The Charlie Brown and Franz Stigler incident occurred on 20 December 1943, when, after a successful bomb run on Bremen, Charles ‘Charlie’ Brown’s B-17 Flying Fortress (named "Ye Olde Pub") was severely damaged by German fighters. Luftwaffe pilot and ace Franz Stigler had an opportunity to shoot down the crippled bomber, but instead, for humanitarian reasons, decided to allow the crew to fly back to their airfield in England. The two pilots met each other 40 years later after the extensive search by Charlie Brown and the friendship that the two developed lasted until their deaths.
I've once read of a story, how in World War I on Christmas day British and German troops walked out across no man's land and exchanged gifts of chocolate on the open field they'd just earlier been warring over, often handing each other things across the barbed wire that separated them (THEY EVEN PLAYED FOOTBALL AGAINST EACH OTHER).
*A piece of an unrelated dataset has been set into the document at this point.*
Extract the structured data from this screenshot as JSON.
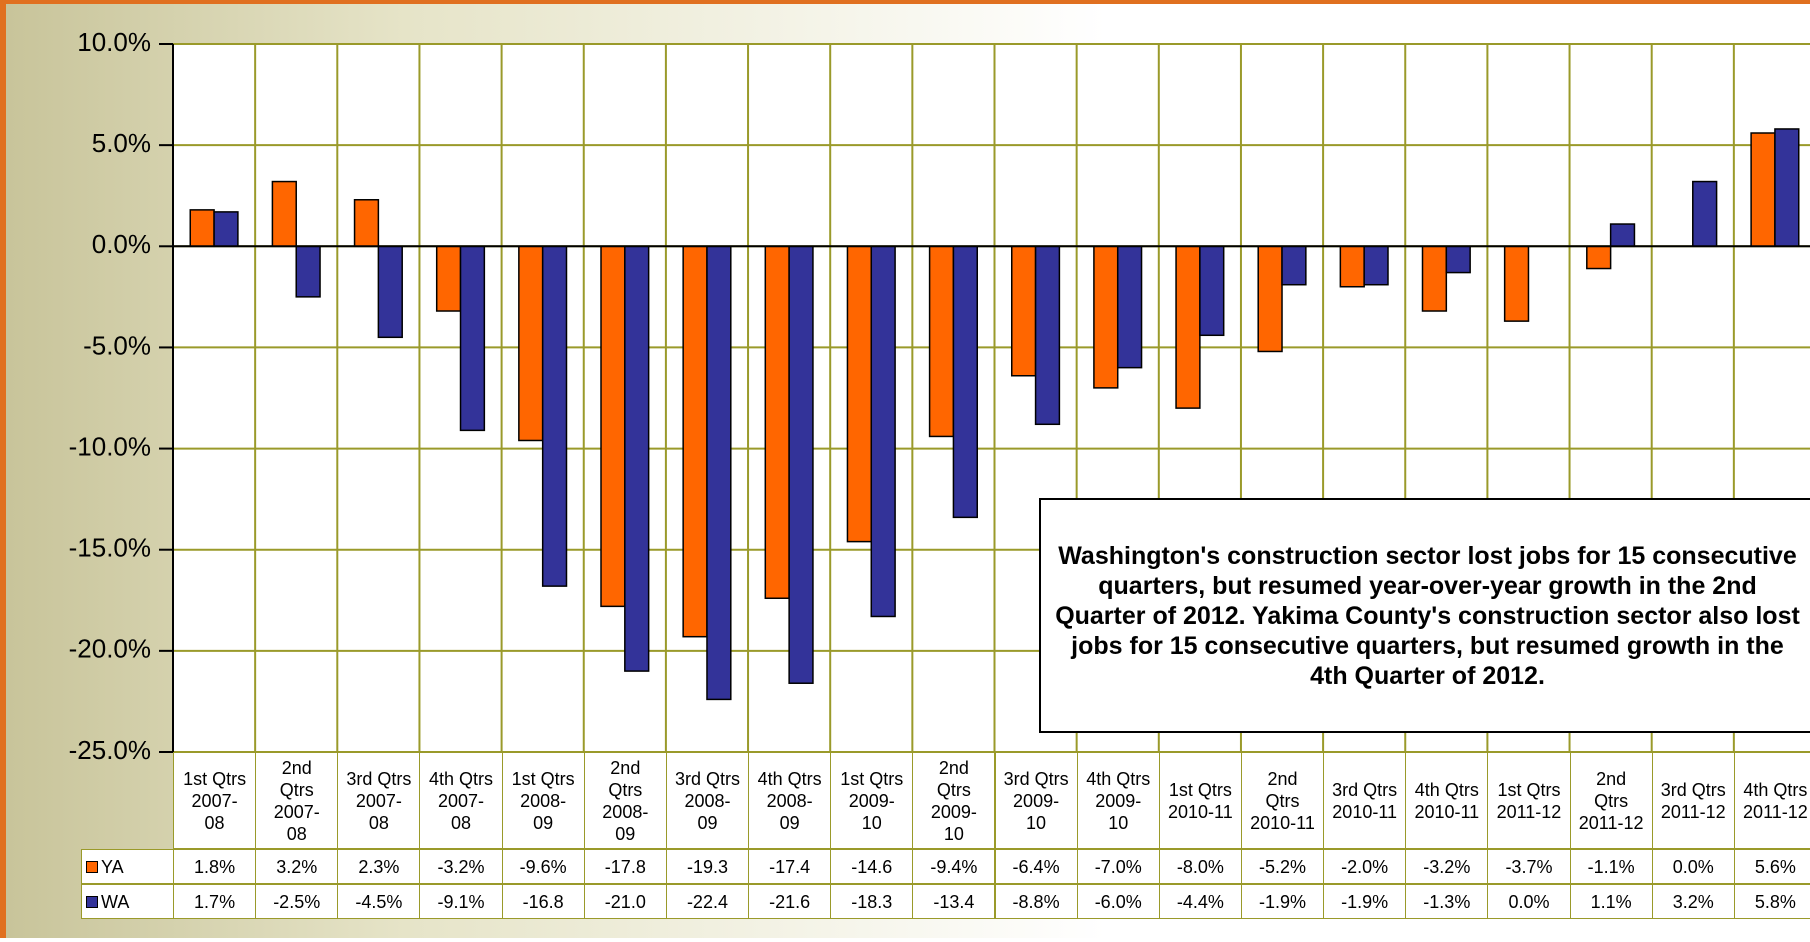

I've also read the brutality leveled in war against the enemy is highly relative to each soldier's individual ability to relate to those they are fighting: on the European front, soldiers' journal entries are often somber and somewhat remorseful they are having to kill fellow men for some simple political scheming. However, entries on the Pacific front show aggression and necessity, often vilifying the traits the enemy combatants possess.
How is this all related? I don't know. I've been watching clips from the Syrian civil war and it's got my mind churning. I guess the plight of men can really get to me. I thought I'd have more to say about this once I got here, or an opinion to express, but I really don't.